91.... Troublemaker

789 39 2
                                    

"Sinta sampai melakukan semua itu?"

Rinjani mengangguk meraih air minum demi membasahi tenggorokan. Menceritakan Sinta dan Rahadi memang tidak ada habisnya untuk itu membutuhkan banyak energi karena menguras emosi. Bahkan Javas pun sampai menggelengkan kepala tidak mengerti dengan jalan pikiran Sinta.

"Sayang, setelah kejadian ini apa kamu akan memaafkan Sinta?"

"Memaafkan?" ulang Rinjani.

"Ya, kamu benci banget sama perselingkuhan tetapi sahabat mu melakukan itu terang-terangan."

"Aku memaafkan Sinta jauh sebelum dia mengatakannya, biarkan dia bahagia dengan pilihan. Nanti saat dia sedih juga pasti menghubungi ku."

"Ck!" Javas lagi-lagi menggeleng. Dia memegang tangan Rinjani lalu dielusnya perlahan.

"Oh iya What your day? Sejak tadi aku terus yang bercerita, sekarang aku ingin mendengarkan apa yang kamu lalui seharian ini?"

Javas berdehem mengubah posisi duduk juga melepas dua kancing bagian atas.

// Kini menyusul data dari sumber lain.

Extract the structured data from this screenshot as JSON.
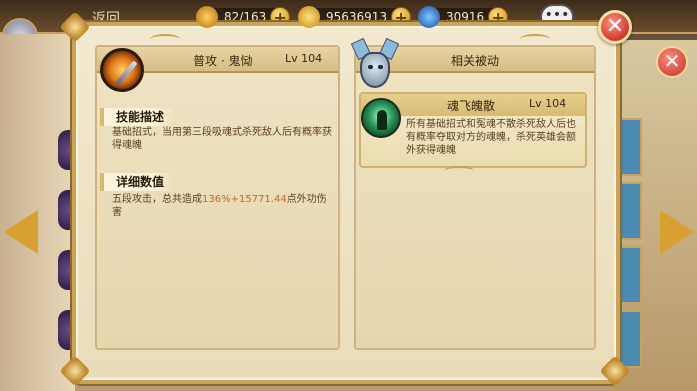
{
  "background": {
    "return_label": "返回",
    "resources": [
      {
        "icon": "stamina-icon",
        "value": "82/163"
      },
      {
        "icon": "gold-coin-icon",
        "value": "95636913"
      },
      {
        "icon": "gem-icon",
        "value": "30916"
      }
    ],
    "chat_label": "•••"
  },
  "dialog": {
    "close_label": "✕",
    "skill": {
      "icon": "blade-skill-icon",
      "name": "普攻 · 鬼恸",
      "level": "Lv 104"
    },
    "description_section": {
      "label": "技能描述",
      "text": "基础招式，当用第三段吸魂式杀死敌人后有概率获得魂魄"
    },
    "details_section": {
      "label": "详细数值",
      "text_prefix": "五段攻击，总共造成",
      "highlight": "136%+15771.44",
      "text_suffix": "点外功伤害"
    },
    "passive_panel": {
      "title": "相关被动",
      "emblem": "mask-shield-emblem",
      "items": [
        {
          "icon": "soul-figure-icon",
          "name": "魂飞魄散",
          "level": "Lv 104",
          "text": "所有基础招式和冤魂不散杀死敌人后也有概率夺取对方的魂魄，杀死英雄会额外获得魂魄"
        }
      ]
    }
  },
  "colors": {
    "panel_bg": "#efe3c3",
    "border_gold": "#c9a45a",
    "text_dark": "#3a2810",
    "text_brown": "#5a4020",
    "highlight": "#c86a20",
    "close_red": "#d03a30"
  }
}
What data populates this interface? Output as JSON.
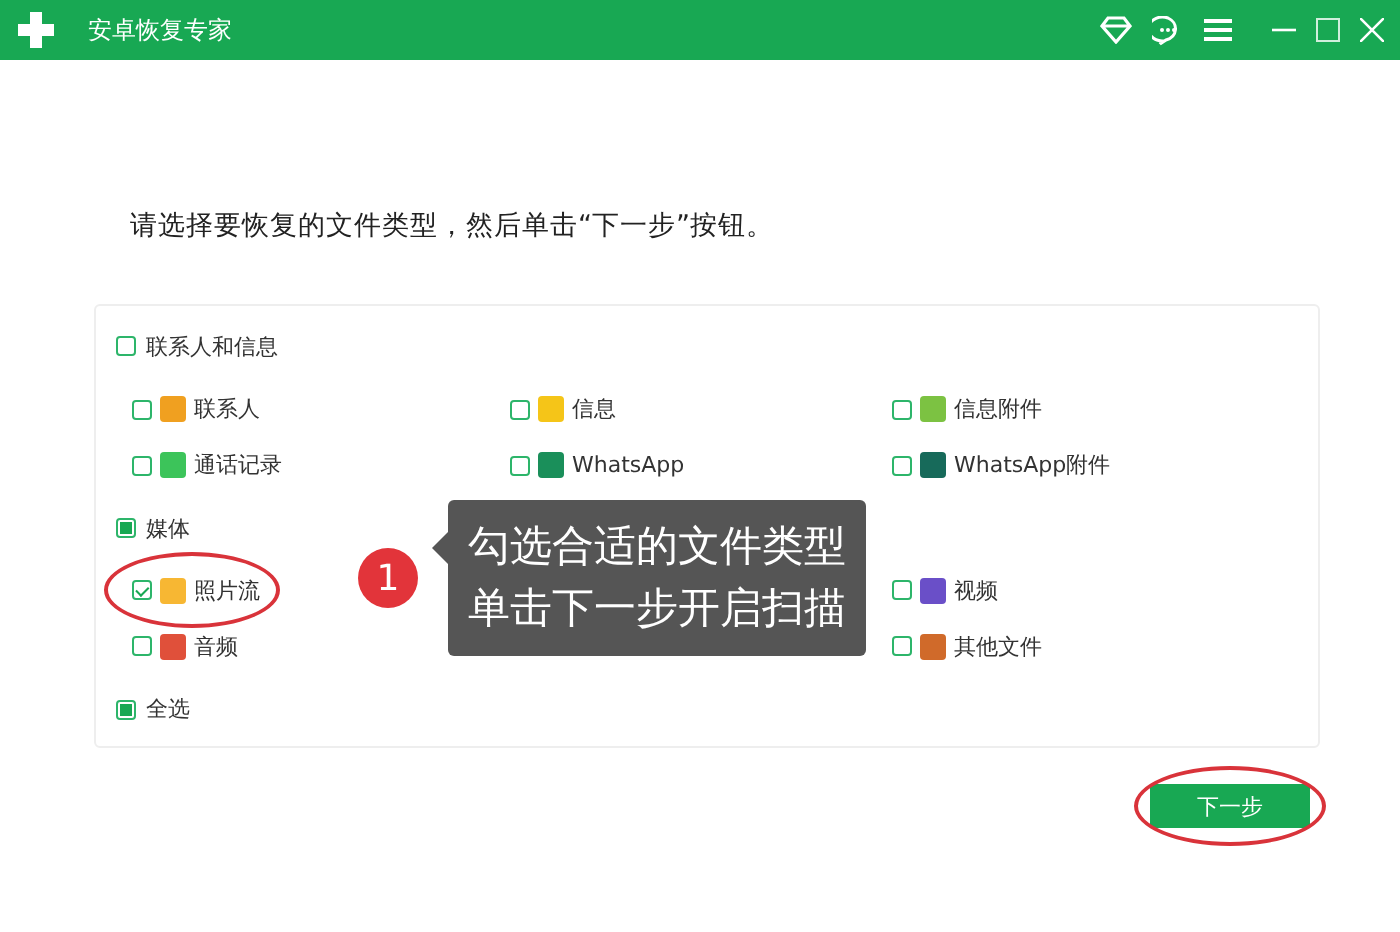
{
  "window": {
    "title": "安卓恢复专家"
  },
  "instruction": "请选择要恢复的文件类型，然后单击“下一步”按钮。",
  "groups": [
    {
      "label": "联系人和信息",
      "checked": false,
      "partial": false,
      "items": [
        {
          "label": "联系人",
          "checked": false,
          "color": "#f0a020"
        },
        {
          "label": "信息",
          "checked": false,
          "color": "#f5c518"
        },
        {
          "label": "信息附件",
          "checked": false,
          "color": "#7cc242"
        },
        {
          "label": "通话记录",
          "checked": false,
          "color": "#3cc45a"
        },
        {
          "label": "WhatsApp",
          "checked": false,
          "color": "#1a8f5a"
        },
        {
          "label": "WhatsApp附件",
          "checked": false,
          "color": "#176a5a"
        }
      ]
    },
    {
      "label": "媒体",
      "checked": false,
      "partial": true,
      "items": [
        {
          "label": "照片流",
          "checked": true,
          "color": "#f7b733",
          "circled": true
        },
        {
          "kind": "covered"
        },
        {
          "label": "视频",
          "checked": false,
          "color": "#6a4fc8"
        },
        {
          "label": "音频",
          "checked": false,
          "color": "#e0503a"
        },
        {
          "kind": "covered"
        },
        {
          "label": "其他文件",
          "checked": false,
          "color": "#d06a2a"
        }
      ]
    }
  ],
  "select_all": {
    "label": "全选",
    "checked": false,
    "partial": true
  },
  "callout": {
    "number": "1",
    "lines": [
      "勾选合适的文件类型",
      "单击下一步开启扫描"
    ]
  },
  "next_button": {
    "label": "下一步",
    "circled": true
  }
}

"Seperti biasa, bertemu client lalu memberinya layanan hukum."

"Hanya itu?"

"Hmm."

Padahal seharian ini Javas tidak jadi menemui client karena menemani Rinjani ke Bandung, tetapi Javas mencoba menutupi kesalahannya tidak ingin Rinjani merasa bersalah.

"Kamu pasti cape, mau aku pijitin?" tawar Rinjani dengan senyum tipis.

"Boleh."

"Oke, aku ganti baju dulu."

Dengan senang hati Javas menerima tawaran itu, menunggu Rinjani ganti baju Javas membersihkan pantry lalu mencuci semua alat makan dan minum. Selanjutnya Javas mengambil wine dari deretan lemari menuangkan kedalam gelas kecil.

Satu teguknya saja mampu membuat pikiran fress dari lelahnya aktifitas. Ia duduk di sofa menyalakan televisi yang langsung menyuguhkan film romantis.

Rinjani berjalan pelan, telah mengganti pakaian formalnya dengan kaos oversize juga hotpants. Rinjani duduk disebelah mengarahkan agar Javas terlentang tidur diatas pangkuannya. Javas menurut saja.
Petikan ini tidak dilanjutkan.